Мэллей чуть покашлял.
– Не судят, но увидят, я имел в виду, что здесь только Он видит нас.
– А что если Господу не понравится то, что он увидит?
– Послушай меня, – сказал священник, приблизившись к решетке. – Никто не судит. Я неверно выразился. Тут только ты и я. Больше никого. Так лучше?
Он отклонился назад и застыл в ожидании.
– Да, так хорошо, отец, – наконец промолвил голос незнакомца. – Думаю, мне необходимо рассказать все. Надеюсь, это не будет глупо. И никому не навредит.
– Господь рад, что ты захотел поделиться, – сказал Мэллей в надежде, что это не прозвучало слишком воодушевленно. – И Он хочет, чтобы ты знал: что бы ты ни носил в себе, Он примет это с любовью к ближнему и пониманием.
На другой стороне снова наступила тишина, но наконец сидящий там произнес:
– Простите меня, отец, я согрешил. Я знаю такие вещи, о которых боюсь говорить, но я больше не могу, на сердце так тяжело, я вынужден открыться.
Мэллей не был уверен наверняка, но ему показалось, что из-за решетки он услышал плач.
– Я рад, что ты пришел, – произнес он спокойно. – То, что ты расскажешь, услышит Бог. Темная ноша тяжела для светлого сердца.
Он не помнил, из Библии ли эта цитата, но прозвучала она к месту.
– Да, отец, у нас дома тьма. Но это же не моя вина?
Ну, тут уж явные слезы. Хныканье в дрожащих губах.
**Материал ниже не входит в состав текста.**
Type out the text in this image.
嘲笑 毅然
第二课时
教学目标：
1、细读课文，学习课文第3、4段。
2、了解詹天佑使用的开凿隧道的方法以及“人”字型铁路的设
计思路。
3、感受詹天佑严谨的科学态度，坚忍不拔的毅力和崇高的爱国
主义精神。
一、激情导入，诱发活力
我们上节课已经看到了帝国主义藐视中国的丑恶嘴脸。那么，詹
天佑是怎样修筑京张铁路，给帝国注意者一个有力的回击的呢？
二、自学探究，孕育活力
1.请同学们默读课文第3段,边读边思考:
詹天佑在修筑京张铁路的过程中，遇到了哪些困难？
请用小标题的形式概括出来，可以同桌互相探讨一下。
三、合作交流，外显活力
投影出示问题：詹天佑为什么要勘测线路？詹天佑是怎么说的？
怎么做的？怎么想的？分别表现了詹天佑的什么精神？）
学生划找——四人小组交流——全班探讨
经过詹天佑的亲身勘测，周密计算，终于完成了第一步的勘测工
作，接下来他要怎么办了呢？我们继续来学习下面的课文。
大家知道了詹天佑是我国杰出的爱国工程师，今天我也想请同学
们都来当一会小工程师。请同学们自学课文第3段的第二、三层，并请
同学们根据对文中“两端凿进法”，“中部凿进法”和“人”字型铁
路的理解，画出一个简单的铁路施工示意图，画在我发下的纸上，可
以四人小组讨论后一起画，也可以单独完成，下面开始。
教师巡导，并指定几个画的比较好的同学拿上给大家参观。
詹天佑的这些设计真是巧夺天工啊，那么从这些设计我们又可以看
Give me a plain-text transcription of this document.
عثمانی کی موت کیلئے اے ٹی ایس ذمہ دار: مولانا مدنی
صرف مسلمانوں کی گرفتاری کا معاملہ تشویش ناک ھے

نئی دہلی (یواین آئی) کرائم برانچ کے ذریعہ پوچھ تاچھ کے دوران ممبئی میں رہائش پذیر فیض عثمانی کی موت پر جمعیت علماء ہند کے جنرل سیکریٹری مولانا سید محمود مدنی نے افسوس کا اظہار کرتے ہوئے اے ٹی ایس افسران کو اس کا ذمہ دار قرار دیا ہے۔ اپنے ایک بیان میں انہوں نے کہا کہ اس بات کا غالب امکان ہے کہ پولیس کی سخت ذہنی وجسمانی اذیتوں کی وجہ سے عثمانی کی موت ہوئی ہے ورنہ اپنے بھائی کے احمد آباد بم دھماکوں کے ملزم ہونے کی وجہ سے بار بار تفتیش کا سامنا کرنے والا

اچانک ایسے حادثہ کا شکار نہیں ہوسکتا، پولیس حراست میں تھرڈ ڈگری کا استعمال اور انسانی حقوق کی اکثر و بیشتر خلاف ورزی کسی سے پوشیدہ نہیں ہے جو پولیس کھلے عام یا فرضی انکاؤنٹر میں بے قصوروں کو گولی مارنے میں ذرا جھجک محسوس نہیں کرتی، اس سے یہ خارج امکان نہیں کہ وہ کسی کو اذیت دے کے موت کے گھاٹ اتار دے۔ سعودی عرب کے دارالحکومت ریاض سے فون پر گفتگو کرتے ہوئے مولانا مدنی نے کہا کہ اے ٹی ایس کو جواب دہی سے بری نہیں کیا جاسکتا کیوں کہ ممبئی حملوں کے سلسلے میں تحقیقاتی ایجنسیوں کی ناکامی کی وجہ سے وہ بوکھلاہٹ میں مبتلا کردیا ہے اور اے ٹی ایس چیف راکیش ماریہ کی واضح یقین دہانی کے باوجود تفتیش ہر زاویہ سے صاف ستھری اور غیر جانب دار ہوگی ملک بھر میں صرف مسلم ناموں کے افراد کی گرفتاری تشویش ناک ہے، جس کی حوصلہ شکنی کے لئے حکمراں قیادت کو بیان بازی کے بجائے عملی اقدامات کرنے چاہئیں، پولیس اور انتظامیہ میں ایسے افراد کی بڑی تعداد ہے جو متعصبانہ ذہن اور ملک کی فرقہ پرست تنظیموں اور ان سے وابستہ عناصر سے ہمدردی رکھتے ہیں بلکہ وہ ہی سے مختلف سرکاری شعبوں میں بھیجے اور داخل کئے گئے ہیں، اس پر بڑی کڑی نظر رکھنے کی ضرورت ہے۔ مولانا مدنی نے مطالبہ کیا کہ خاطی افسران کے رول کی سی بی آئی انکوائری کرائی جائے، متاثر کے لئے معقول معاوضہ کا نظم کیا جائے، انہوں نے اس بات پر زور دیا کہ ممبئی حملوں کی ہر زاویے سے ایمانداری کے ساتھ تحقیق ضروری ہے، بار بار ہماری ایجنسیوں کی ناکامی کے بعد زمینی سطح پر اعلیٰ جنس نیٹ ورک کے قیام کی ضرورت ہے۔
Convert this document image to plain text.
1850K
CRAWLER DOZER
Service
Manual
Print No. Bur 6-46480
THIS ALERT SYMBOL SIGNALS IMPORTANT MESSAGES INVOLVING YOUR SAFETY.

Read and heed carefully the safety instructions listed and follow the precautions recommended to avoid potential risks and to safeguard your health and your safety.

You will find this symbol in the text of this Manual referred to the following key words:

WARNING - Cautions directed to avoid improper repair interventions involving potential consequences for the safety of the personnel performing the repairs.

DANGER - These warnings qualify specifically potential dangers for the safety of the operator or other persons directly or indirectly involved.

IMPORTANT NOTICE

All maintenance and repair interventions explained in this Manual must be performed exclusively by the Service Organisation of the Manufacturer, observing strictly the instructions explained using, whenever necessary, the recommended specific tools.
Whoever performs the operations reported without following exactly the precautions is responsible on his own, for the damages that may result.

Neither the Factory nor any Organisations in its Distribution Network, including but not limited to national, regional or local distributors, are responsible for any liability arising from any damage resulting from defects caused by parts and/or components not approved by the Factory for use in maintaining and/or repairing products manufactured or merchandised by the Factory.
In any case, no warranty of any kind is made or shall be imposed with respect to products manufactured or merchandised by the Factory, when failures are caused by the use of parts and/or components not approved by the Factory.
– Совсем нет, сын мой, – сказал Мэллей, снова придвинувшись к решетке.
Больше всего ему сейчас хотелось открыть люк, крепко обнять молодого человека, дать ему понять, что тот не один, но оставалось лишь надеяться, что тепло его голоса будет иметь ту же силу.
Бедный мальчик.
– Сколько у меня времени? – пробормотал плачущий голос.
– Столько, сколько потребуется, – спокойно проговорил Мэллей. – Я никуда не тороплюсь.
– Спасибо, – шмыгнул парень и снова умолк.
– Я даже не знаю, с чего начать, – наконец произнес он. – Это некрасиво с моей стороны.
– Что некрасиво?
– Рассказывать о моем брате. Я чувствую, будто я его предаю, но я больше не могу, все эти годы, понимаете, отец?
– Конечно.
– С чего мне начать?
– Как тебе кажется, с чего лучше?
И опять тишина за деревянной решеткой, но казалось, что незнакомец наконец взял себя в руки.
– Наверное, с пожара.
– Так? – сказал Мэллей, почувствовав, как сердце забилось в груди.
– Или с олененка, – осторожно произнес парень. – Не знаю…
– Не торопись, сын мой. О каком пожаре ты говоришь?
– В тот день мы все умерли, хотя некоторые из нас остались в живых, – спокойно сказал голос. – Я могу довериться вам, отец? Могу рассказать вам все?
– Конечно, сын мой, – кивнул Мэллей.
И придвинулся ближе к решетке.
46
Сначала он был дома. А потом оказалось, что все-таки нет. Сначала с девушкой в зеленой кепке. А потом она стала… обезьяной? Эрик Рённинг выключил телевизор, но, кажется, он держал не пульт, а… банан? Девушка в кепке превратилась в обезьяну и дала ему банан. Вдруг стены вокруг изменили цвет. Его квартира была диско-шаром. Нет, это не так. Он был не дома. Он был в другом месте. Хотя нет, он был дома, но сейчас это не был его дом. Это был дом давным-давно? Это было в 1999. Ему было всего четырнадцать. На стене висел плакат Backstreet boys. Ник, Кевин, Эй Джей, Хауи и Брайан. У него болели легкие. Должно быть, он заболел. Девушка в кепке исчезла. Она ушла из его квартиры, взмахнув волшебной палочкой, в облике Гермионы Грейнджер из «Гарри Поттера». Вингардиум Левиоса. Мама? Это мама крутилась на кухне? Это мама сидит в лыжной маске на голове у его постели? С охотничьим ножом? С тем, который подарил ему дядя Туре? Quit playing games with my heart.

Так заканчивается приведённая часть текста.